Di hari pertama, kami ke Bukit Zion ini. Dari sini, pemandangan ke arah Kota Yerusalem sangat bagus, seperti memandang miniatur kota yang lengkap. Kita bisa menyaksikan al-Aqsha dan Kubah Batu di kejauhan yang bersebelahan sekaligus, menyaksikan pegunungan negara Yordania di kejauhan, juga sudut-sudut kota lainnya yang penuh dengan cerita sejarah ribuan tahun silam.
Saat itu sekitar pukul 15.00 sore. Hari agak gerimis. Kami yang sedang berada di atas bukit ini tiba-tiba dikagetkan oleh gema adzan shalat Ashar bersahut-sahutan dari beberapa masjid. Tak begitu yakin, kami memastikan kepada Roley, apakah itu benar suara adzan, padahal kami sedang berada di wilayah Israel. "Benar. Itu suara adzan dari masjid-masjid di sekitar sini," jawabnya santai.
Ini beda tentunya dibanding di negara-negara lainnya, dimana ummat Islam minoritas. Jumlah warga Muslim di Israel memang ada sekitar 1,5 juta jiwa dari sekitar 8 juta warga Israel secara keseluruhan. Secara urutan, Islam adalah agama di urutan kedua setelah agama Yahudi.
Meski hingga kini masih sering terjadi letupan konflik antara Israel dengan Palestina, menurut Roley, negaranya tidak pernah melarang ummat Islam di sana menggunakan pengeras suara saat adzan. "Kami negara demokratis. Nanti sebentar lagi kamu juga akan mendengar suara lonceng-lonceng gereja berdentangan," ujarnya lagi.
Tak berapa lama, tiba-tiba datang sekitar 50-an orang ke lokasi kami, untuk menikmati pemandangan Kota Yerusalem. Ternyata mereka adalah orang-orang Nasrani asal Indonesia yang sedang mengikuti tur ziarah ke Israel dan Palestina.
Karena tak jauh dari lokasi kami, juga terdapat Gereja St Peter Gallicantu, yang dibangun pada zaman Bizantium (457 M).

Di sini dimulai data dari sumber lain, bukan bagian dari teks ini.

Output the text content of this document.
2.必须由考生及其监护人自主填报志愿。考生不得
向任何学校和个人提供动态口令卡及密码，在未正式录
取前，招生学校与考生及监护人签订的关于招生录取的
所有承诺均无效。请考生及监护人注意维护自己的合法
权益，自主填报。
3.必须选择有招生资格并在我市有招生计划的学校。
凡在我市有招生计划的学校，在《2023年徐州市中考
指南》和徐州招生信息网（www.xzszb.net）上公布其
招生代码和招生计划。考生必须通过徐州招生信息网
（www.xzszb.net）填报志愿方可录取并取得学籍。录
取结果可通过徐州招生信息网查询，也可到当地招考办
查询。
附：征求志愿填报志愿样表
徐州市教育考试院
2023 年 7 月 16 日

Di bagian bawah gereja ini terdapat sebuah ruang bawah tanah yang menurut tradisi, diduga adalah penjara Yesus selama satu malam. Di sebelah gereja terdapat tangga batu (holy stairs) yang berumur lebih dari 2.000 tahun. Diduga, di sana Yesus juga pernah berjalan dalam perjalanan rumah Imam Besar Kayafas, dengan keadaan terbelenggu untuk diadili dengan pengadilan yang telah direkayasa.